In March 2015, the Inspection Panel issued its final report. The report found an “operational link” between the relocation program and the World Bank’s funding, but concluded that the bank was not to blame for the most serious abuses. World Bank president Jim Yong Kim said at the time that the bank was “not responsible for any harm” but that “we could have done more to help the Anuak people.”
When the Inspection Panel report – which included Agwa’s photograph – was published, Ethiopian authorities took notice.
“He reported increased scrutiny from security officials,” said Horne of Human Rights Watch. “And they mentioned the World Bank Inspection Panel.”
On March 15, less than two weeks after the Inspection Panel report was published, Agwa was arrested by Ethiopian security forces in the Addis Ababa airport as he was on his way to a workshop in Kenya organized by Bread for All, a development service of the Protestant Church in Switzerland.
The World Bank told Human Rights Watch that it privately raised the case with Ethiopian officials in an effort to secure the release of their former interpreter.
But shortly after Agwa’s arrest, on March 31, the bank approved a new $350 million agriculture project in Ethiopia. Months later, the bank approved another $600 million project, bringing their support of Ethiopia’s government since Agwa’s detention to nearly $1 billion.

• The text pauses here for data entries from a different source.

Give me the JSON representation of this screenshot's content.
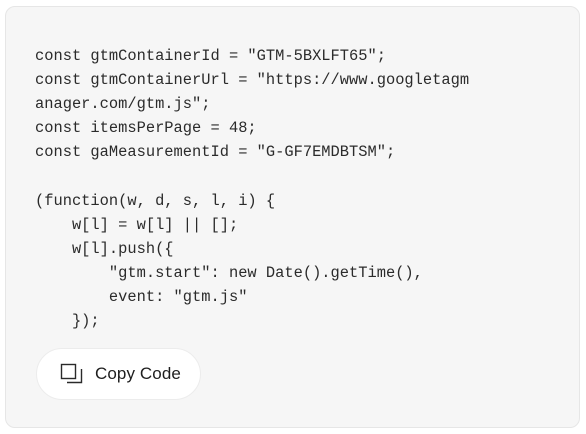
{
  "code_block": {
    "lines": [
      "const gtmContainerId = \"GTM-5BXLFT65\";",
      "const gtmContainerUrl = \"https://www.googletagm",
      "anager.com/gtm.js\";",
      "const itemsPerPage = 48;",
      "const gaMeasurementId = \"G-GF7EMDBTSM\";",
      "",
      "(function(w, d, s, l, i) {",
      "    w[l] = w[l] || [];",
      "    w[l].push({",
      "        \"gtm.start\": new Date().getTime(),",
      "        event: \"gtm.js\"",
      "    });"
    ]
  },
  "copy_button": {
    "label": "Copy Code",
    "icon": "copy-icon"
  }
}
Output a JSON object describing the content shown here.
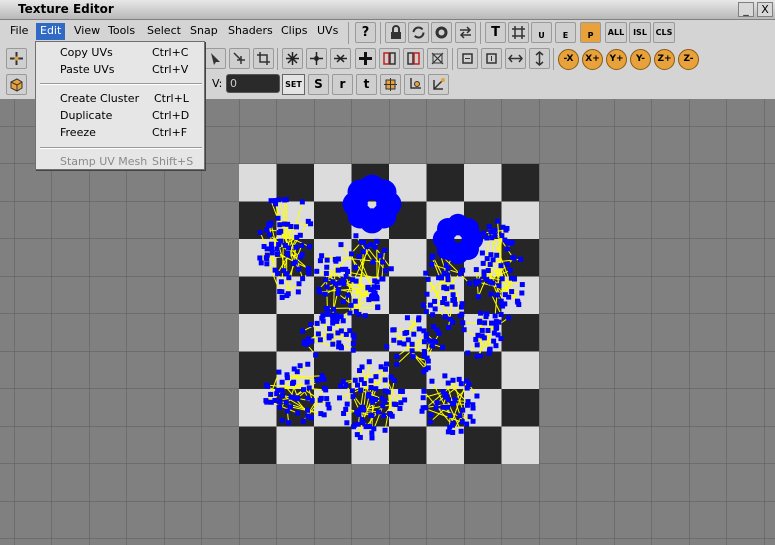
{
  "window": {
    "title": "Texture Editor",
    "min_glyph": "_",
    "close_glyph": "X"
  },
  "menubar": {
    "items": [
      {
        "id": "file",
        "label": "File"
      },
      {
        "id": "edit",
        "label": "Edit"
      },
      {
        "id": "view",
        "label": "View"
      },
      {
        "id": "tools",
        "label": "Tools"
      },
      {
        "id": "select",
        "label": "Select"
      },
      {
        "id": "snap",
        "label": "Snap"
      },
      {
        "id": "shaders",
        "label": "Shaders"
      },
      {
        "id": "clips",
        "label": "Clips"
      },
      {
        "id": "uvs",
        "label": "UVs"
      }
    ]
  },
  "edit_menu": {
    "copy_uvs": {
      "label": "Copy UVs",
      "shortcut": "Ctrl+C"
    },
    "paste_uvs": {
      "label": "Paste UVs",
      "shortcut": "Ctrl+V"
    },
    "create_cluster": {
      "label": "Create Cluster",
      "shortcut": "Ctrl+L"
    },
    "duplicate": {
      "label": "Duplicate",
      "shortcut": "Ctrl+D"
    },
    "freeze": {
      "label": "Freeze",
      "shortcut": "Ctrl+F"
    },
    "stamp_uv_mesh": {
      "label": "Stamp UV Mesh",
      "shortcut": "Shift+S"
    }
  },
  "toolbar1": {
    "help": "?",
    "t": "T",
    "u": "U",
    "e": "E",
    "p": "P",
    "all": "ALL",
    "isl": "ISL",
    "cls": "CLS"
  },
  "toolbar2": {
    "axes": [
      "-X",
      "X+",
      "Y+",
      "Y-",
      "Z+",
      "Z-"
    ]
  },
  "toolbar3": {
    "v_label": "V:",
    "v_value": "0",
    "set_label": "SET",
    "s": "S",
    "r": "r",
    "t": "t"
  },
  "colors": {
    "accent": "#316ac5",
    "uv_points": "#0000ff",
    "uv_edges": "#ffff00",
    "checker_dark": "#262626",
    "checker_light": "#dcdcdc",
    "grid_bg": "#808080"
  }
}
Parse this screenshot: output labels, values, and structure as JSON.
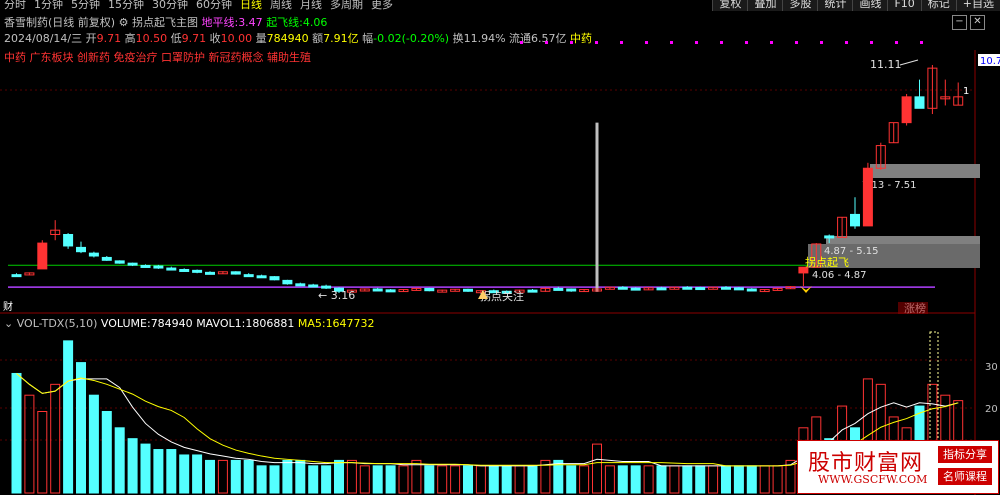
{
  "toolbar": {
    "periods": [
      "分时",
      "1分钟",
      "5分钟",
      "15分钟",
      "30分钟",
      "60分钟",
      "日线",
      "周线",
      "月线",
      "多周期",
      "更多"
    ],
    "active_period": "日线",
    "tools": [
      "复权",
      "叠加",
      "多股",
      "统计",
      "画线",
      "F10",
      "标记",
      "+自选"
    ]
  },
  "header": {
    "stock_name": "香雪制药",
    "mode": "(日线 前复权)",
    "indicator_name": "拐点起飞主图",
    "ground_label": "地平线:",
    "ground_value": "3.47",
    "takeoff_label": "起飞线:",
    "takeoff_value": "4.06"
  },
  "quote": {
    "date": "2024/08/14/三",
    "open_label": "开",
    "open": "9.71",
    "high_label": "高",
    "high": "10.50",
    "low_label": "低",
    "low": "9.71",
    "close_label": "收",
    "close": "10.00",
    "vol_label": "量",
    "volume": "784940",
    "amount_label": "额",
    "amount": "7.91亿",
    "change_label": "幅",
    "change": "-0.02(-0.20%)",
    "turnover_label": "换",
    "turnover": "11.94%",
    "float_label": "流通",
    "float": "6.57亿",
    "sector": "中药"
  },
  "concepts": "中药 广东板块 创新药 免疫治疗 口罩防护 新冠药概念 辅助生殖",
  "annotations": {
    "high_mark": "11.11",
    "low_mark": "3.16",
    "zone1": "7.13 - 7.51",
    "zone2": "4.87 - 5.15",
    "zone3": "4.06 - 4.87",
    "guaidian": "拐点起飞",
    "guanzhu": "拐点关注",
    "zhangbang": "涨榜",
    "cai": "财",
    "price_tag": "10.7",
    "axis_label": "1"
  },
  "volume_panel": {
    "indicator": "VOL-TDX(5,10)",
    "volume_label": "VOLUME:",
    "volume": "784940",
    "mavol1_label": "MAVOL1:",
    "mavol1": "1806881",
    "ma5_label": "MA5:",
    "ma5": "1647732",
    "axis_labels": [
      "30",
      "20"
    ]
  },
  "watermark": {
    "main": "股市财富网",
    "url": "WWW.GSCFW.COM",
    "tag1": "指标分享",
    "tag2": "名师课程"
  },
  "colors": {
    "up": "#ff3333",
    "down": "#54ffff",
    "ground_line": "#b040ff",
    "takeoff_line": "#00cc00",
    "volume_ma": "#ffffff",
    "volume_ma2": "#ffff00"
  },
  "chart_data": {
    "type": "candlestick",
    "note_days": "daily bars, oldest to newest",
    "candles": [
      {
        "o": 3.8,
        "h": 3.85,
        "l": 3.75,
        "c": 3.78
      },
      {
        "o": 3.8,
        "h": 3.88,
        "l": 3.78,
        "c": 3.86
      },
      {
        "o": 4.0,
        "h": 5.0,
        "l": 4.0,
        "c": 4.9
      },
      {
        "o": 5.2,
        "h": 5.7,
        "l": 5.0,
        "c": 5.35
      },
      {
        "o": 5.2,
        "h": 5.25,
        "l": 4.7,
        "c": 4.8
      },
      {
        "o": 4.75,
        "h": 4.95,
        "l": 4.55,
        "c": 4.6
      },
      {
        "o": 4.55,
        "h": 4.6,
        "l": 4.4,
        "c": 4.45
      },
      {
        "o": 4.4,
        "h": 4.45,
        "l": 4.28,
        "c": 4.3
      },
      {
        "o": 4.28,
        "h": 4.3,
        "l": 4.18,
        "c": 4.2
      },
      {
        "o": 4.2,
        "h": 4.22,
        "l": 4.1,
        "c": 4.15
      },
      {
        "o": 4.12,
        "h": 4.16,
        "l": 4.05,
        "c": 4.1
      },
      {
        "o": 4.1,
        "h": 4.14,
        "l": 4.0,
        "c": 4.03
      },
      {
        "o": 4.03,
        "h": 4.08,
        "l": 3.95,
        "c": 3.98
      },
      {
        "o": 3.98,
        "h": 4.02,
        "l": 3.9,
        "c": 3.95
      },
      {
        "o": 3.95,
        "h": 3.98,
        "l": 3.85,
        "c": 3.88
      },
      {
        "o": 3.88,
        "h": 3.92,
        "l": 3.82,
        "c": 3.85
      },
      {
        "o": 3.86,
        "h": 3.92,
        "l": 3.84,
        "c": 3.9
      },
      {
        "o": 3.9,
        "h": 3.92,
        "l": 3.8,
        "c": 3.82
      },
      {
        "o": 3.8,
        "h": 3.85,
        "l": 3.72,
        "c": 3.76
      },
      {
        "o": 3.76,
        "h": 3.8,
        "l": 3.7,
        "c": 3.73
      },
      {
        "o": 3.73,
        "h": 3.75,
        "l": 3.6,
        "c": 3.62
      },
      {
        "o": 3.6,
        "h": 3.62,
        "l": 3.45,
        "c": 3.48
      },
      {
        "o": 3.48,
        "h": 3.52,
        "l": 3.4,
        "c": 3.44
      },
      {
        "o": 3.44,
        "h": 3.48,
        "l": 3.38,
        "c": 3.4
      },
      {
        "o": 3.4,
        "h": 3.45,
        "l": 3.3,
        "c": 3.33
      },
      {
        "o": 3.33,
        "h": 3.36,
        "l": 3.16,
        "c": 3.22
      },
      {
        "o": 3.22,
        "h": 3.28,
        "l": 3.18,
        "c": 3.26
      },
      {
        "o": 3.26,
        "h": 3.32,
        "l": 3.22,
        "c": 3.3
      },
      {
        "o": 3.3,
        "h": 3.34,
        "l": 3.24,
        "c": 3.27
      },
      {
        "o": 3.27,
        "h": 3.3,
        "l": 3.2,
        "c": 3.25
      },
      {
        "o": 3.25,
        "h": 3.3,
        "l": 3.22,
        "c": 3.28
      },
      {
        "o": 3.28,
        "h": 3.34,
        "l": 3.25,
        "c": 3.32
      },
      {
        "o": 3.32,
        "h": 3.34,
        "l": 3.22,
        "c": 3.24
      },
      {
        "o": 3.24,
        "h": 3.28,
        "l": 3.2,
        "c": 3.26
      },
      {
        "o": 3.26,
        "h": 3.3,
        "l": 3.22,
        "c": 3.29
      },
      {
        "o": 3.29,
        "h": 3.31,
        "l": 3.2,
        "c": 3.22
      },
      {
        "o": 3.22,
        "h": 3.26,
        "l": 3.18,
        "c": 3.24
      },
      {
        "o": 3.24,
        "h": 3.28,
        "l": 3.2,
        "c": 3.22
      },
      {
        "o": 3.22,
        "h": 3.25,
        "l": 3.16,
        "c": 3.19
      },
      {
        "o": 3.19,
        "h": 3.28,
        "l": 3.18,
        "c": 3.26
      },
      {
        "o": 3.26,
        "h": 3.3,
        "l": 3.2,
        "c": 3.22
      },
      {
        "o": 3.22,
        "h": 3.35,
        "l": 3.2,
        "c": 3.32
      },
      {
        "o": 3.32,
        "h": 3.38,
        "l": 3.28,
        "c": 3.3
      },
      {
        "o": 3.3,
        "h": 3.32,
        "l": 3.2,
        "c": 3.23
      },
      {
        "o": 3.23,
        "h": 3.3,
        "l": 3.21,
        "c": 3.28
      },
      {
        "o": 3.28,
        "h": 9.1,
        "l": 3.2,
        "c": 3.3
      },
      {
        "o": 3.3,
        "h": 3.38,
        "l": 3.28,
        "c": 3.36
      },
      {
        "o": 3.36,
        "h": 3.4,
        "l": 3.3,
        "c": 3.33
      },
      {
        "o": 3.33,
        "h": 3.36,
        "l": 3.27,
        "c": 3.3
      },
      {
        "o": 3.3,
        "h": 3.36,
        "l": 3.28,
        "c": 3.34
      },
      {
        "o": 3.34,
        "h": 3.38,
        "l": 3.3,
        "c": 3.32
      },
      {
        "o": 3.32,
        "h": 3.38,
        "l": 3.3,
        "c": 3.36
      },
      {
        "o": 3.36,
        "h": 3.4,
        "l": 3.32,
        "c": 3.35
      },
      {
        "o": 3.35,
        "h": 3.38,
        "l": 3.3,
        "c": 3.33
      },
      {
        "o": 3.33,
        "h": 3.38,
        "l": 3.31,
        "c": 3.36
      },
      {
        "o": 3.36,
        "h": 3.4,
        "l": 3.32,
        "c": 3.34
      },
      {
        "o": 3.34,
        "h": 3.37,
        "l": 3.27,
        "c": 3.3
      },
      {
        "o": 3.3,
        "h": 3.33,
        "l": 3.22,
        "c": 3.25
      },
      {
        "o": 3.25,
        "h": 3.3,
        "l": 3.22,
        "c": 3.28
      },
      {
        "o": 3.28,
        "h": 3.34,
        "l": 3.26,
        "c": 3.32
      },
      {
        "o": 3.32,
        "h": 3.4,
        "l": 3.3,
        "c": 3.38
      },
      {
        "o": 3.86,
        "h": 4.06,
        "l": 3.4,
        "c": 4.06
      },
      {
        "o": 4.06,
        "h": 4.9,
        "l": 4.06,
        "c": 4.87
      },
      {
        "o": 5.15,
        "h": 5.2,
        "l": 4.9,
        "c": 5.1
      },
      {
        "o": 5.1,
        "h": 5.8,
        "l": 5.1,
        "c": 5.8
      },
      {
        "o": 5.9,
        "h": 6.5,
        "l": 5.4,
        "c": 5.5
      },
      {
        "o": 5.5,
        "h": 7.7,
        "l": 5.5,
        "c": 7.51
      },
      {
        "o": 7.51,
        "h": 8.4,
        "l": 7.45,
        "c": 8.3
      },
      {
        "o": 8.4,
        "h": 9.1,
        "l": 8.4,
        "c": 9.1
      },
      {
        "o": 9.1,
        "h": 10.1,
        "l": 9.0,
        "c": 10.0
      },
      {
        "o": 10.0,
        "h": 10.6,
        "l": 9.6,
        "c": 9.6
      },
      {
        "o": 9.6,
        "h": 11.11,
        "l": 9.4,
        "c": 11.0
      },
      {
        "o": 10.0,
        "h": 10.6,
        "l": 9.7,
        "c": 10.0
      },
      {
        "o": 9.71,
        "h": 10.5,
        "l": 9.71,
        "c": 10.0
      }
    ],
    "volume": [
      22,
      18,
      15,
      20,
      28,
      24,
      18,
      15,
      12,
      10,
      9,
      8,
      8,
      7,
      7,
      6,
      6,
      6,
      6,
      5,
      5,
      6,
      6,
      5,
      5,
      6,
      6,
      5,
      5,
      5,
      5,
      6,
      5,
      5,
      5,
      5,
      5,
      5,
      5,
      5,
      5,
      6,
      6,
      5,
      5,
      9,
      5,
      5,
      5,
      5,
      5,
      5,
      5,
      5,
      5,
      5,
      5,
      5,
      5,
      5,
      6,
      12,
      14,
      10,
      16,
      12,
      21,
      20,
      14,
      12,
      16,
      20,
      18,
      17
    ],
    "ground_line": 3.47,
    "takeoff_line": 4.06
  }
}
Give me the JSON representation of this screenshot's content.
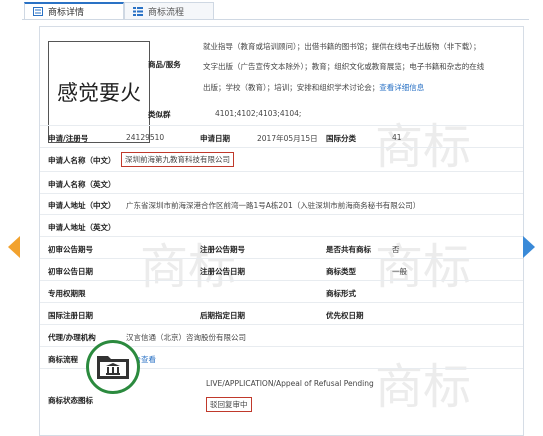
{
  "tabs": [
    {
      "label": "商标详情"
    },
    {
      "label": "商标流程"
    }
  ],
  "watermark": "商标",
  "trademark_name": "感觉要火",
  "goods_label": "商品/服务",
  "goods_lines": [
    "就业指导（教育或培训顾问）；出借书籍的图书馆；提供在线电子出版物（非下载）；",
    "文字出版（广告宣传文本除外）；教育；组织文化或教育展览；电子书籍和杂志的在线",
    "出版；学校（教育）；培训；安排和组织学术讨论会；查看详细信息"
  ],
  "goods_more": "查看详细信息",
  "group_label": "类似群",
  "group_value": "4101;4102;4103;4104;",
  "rows": {
    "reg_no_label": "申请/注册号",
    "reg_no": "24129510",
    "app_date_label": "申请日期",
    "app_date": "2017年05月15日",
    "class_label": "国际分类",
    "class_value": "41",
    "applicant_cn_label": "申请人名称（中文）",
    "applicant_cn": "深圳前海第九教育科技有限公司",
    "applicant_en_label": "申请人名称（英文）",
    "address_cn_label": "申请人地址（中文）",
    "address_cn": "广东省深圳市前海深港合作区前湾一路1号A栋201（入驻深圳市前海商务秘书有限公司）",
    "address_en_label": "申请人地址（英文）",
    "prelim_no_label": "初审公告期号",
    "reg_pub_no_label": "注册公告期号",
    "shared_label": "是否共有商标",
    "shared_value": "否",
    "prelim_date_label": "初审公告日期",
    "reg_pub_date_label": "注册公告日期",
    "type_label": "商标类型",
    "type_value": "一般",
    "exclusive_label": "专用权期限",
    "form_label": "商标形式",
    "intl_date_label": "国际注册日期",
    "later_date_label": "后期指定日期",
    "priority_label": "优先权日期",
    "agent_label": "代理/办理机构",
    "agent_value": "汉言信通（北京）咨询股份有限公司",
    "process_label": "商标流程",
    "process_link": "点击查看",
    "status_label": "商标状态图标",
    "status_en": "LIVE/APPLICATION/Appeal of Refusal Pending",
    "status_cn": "驳回复审中"
  },
  "colors": {
    "accent": "#2a72c5",
    "highlight": "#c0392b",
    "status_ring": "#2b8a3e",
    "arrow_left": "#f2a22e",
    "arrow_right": "#3a8ad8"
  }
}
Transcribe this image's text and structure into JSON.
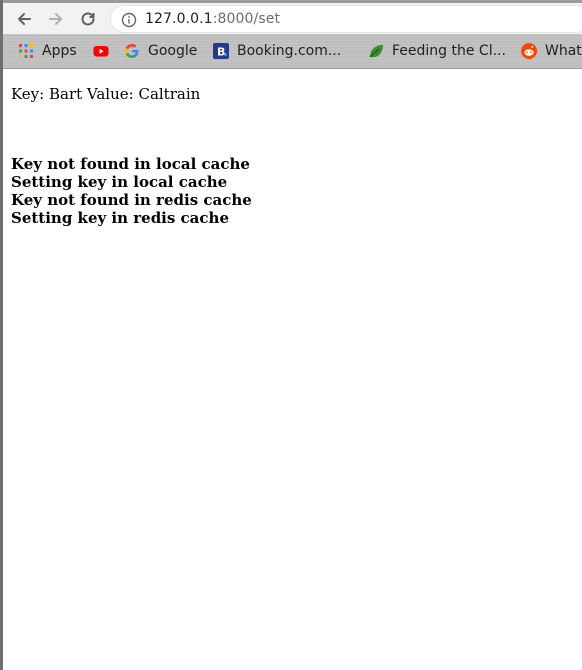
{
  "browser": {
    "url_host": "127.0.0.1",
    "url_rest": ":8000/set"
  },
  "bookmarks": [
    {
      "label": "Apps",
      "icon": "apps-grid-icon"
    },
    {
      "label": "",
      "icon": "youtube-icon"
    },
    {
      "label": "Google",
      "icon": "google-icon"
    },
    {
      "label": "Booking.com...",
      "icon": "booking-icon"
    },
    {
      "label": "Feeding the Cl...",
      "icon": "leaf-icon"
    },
    {
      "label": "What",
      "icon": "reddit-icon"
    }
  ],
  "page": {
    "key_value_line": "Key: Bart Value: Caltrain",
    "messages": [
      "Key not found in local cache",
      "Setting key in local cache",
      "Key not found in redis cache",
      "Setting key in redis cache"
    ]
  },
  "colors": {
    "youtube": "#ff0000",
    "booking": "#243b8c",
    "reddit": "#ff4500",
    "leaf": "#3c8d2f"
  }
}
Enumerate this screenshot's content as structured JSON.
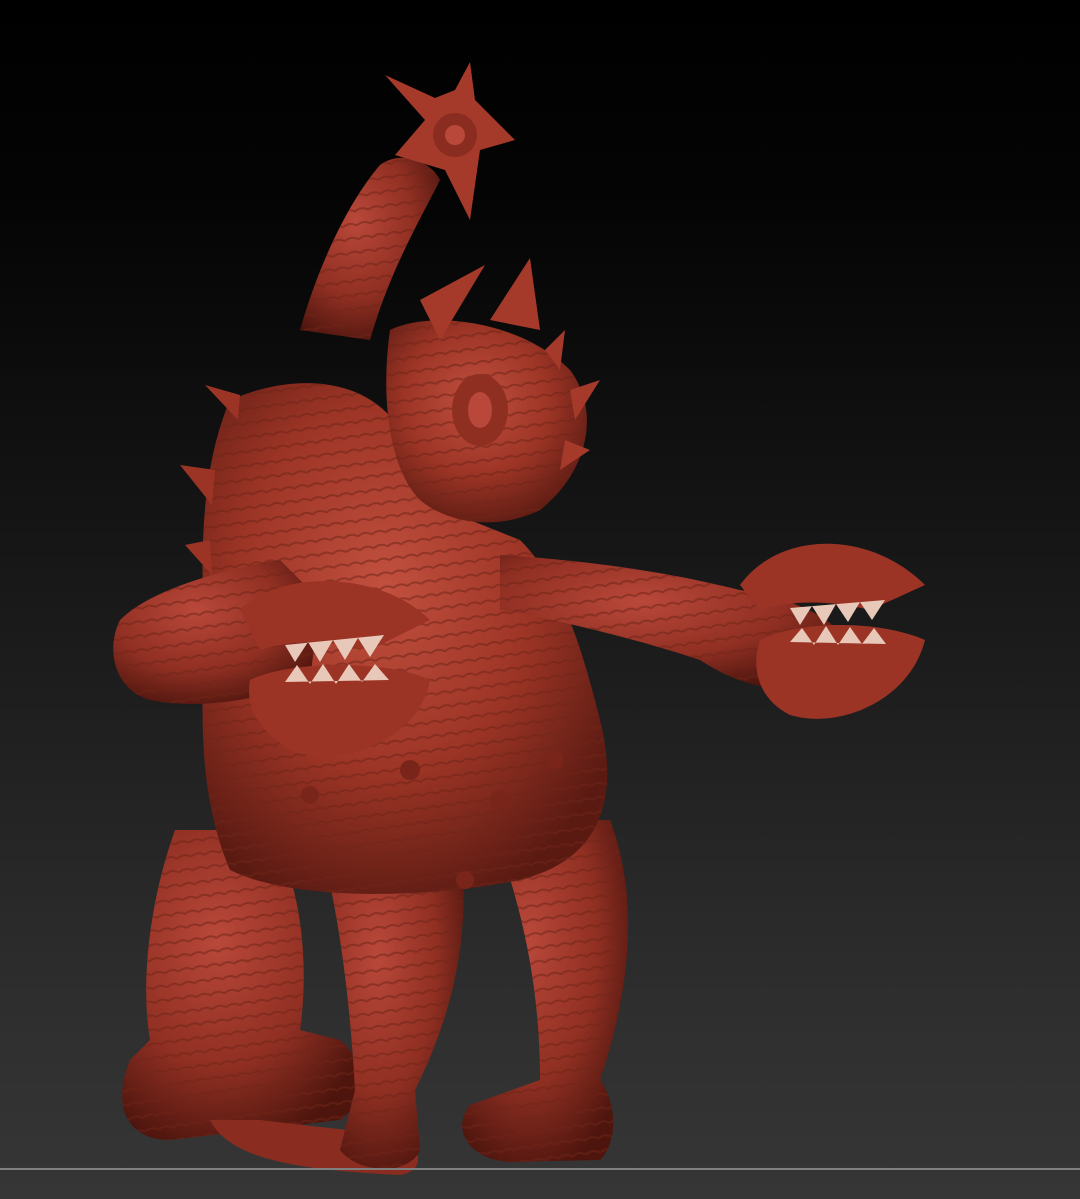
{
  "viewport": {
    "background_top": "#000000",
    "background_bottom": "#363636",
    "floor_line_color": "#7f7f7f"
  },
  "model": {
    "subject": "sculpted-kaiju-monster",
    "material_color": "#a8392c",
    "shadow_color": "#5a1a12",
    "highlight_color": "#d0685a"
  }
}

The World Bank’s continued financing of Ethiopian projects in the wake of Agwa’s arrest isn’t unusual. The bank has repeatedly failed to take effective measures to prevent retaliation against critics of projects backed by the bank, ICIJ and HuffPost reported earlier this month.
Horne, the Human Rights Watch researcher, said the World Bank’s response to Agwa’s arrest was inadequate and sent a dangerous message to the bank’s clients.
“They just seem to want to wash their hands of the whole thing,” Horne said of the World Bank. “It just shows repressive states like Ethiopia that there is no ramification for these kinds of actions, and they will continue receiving support from the World Bank.”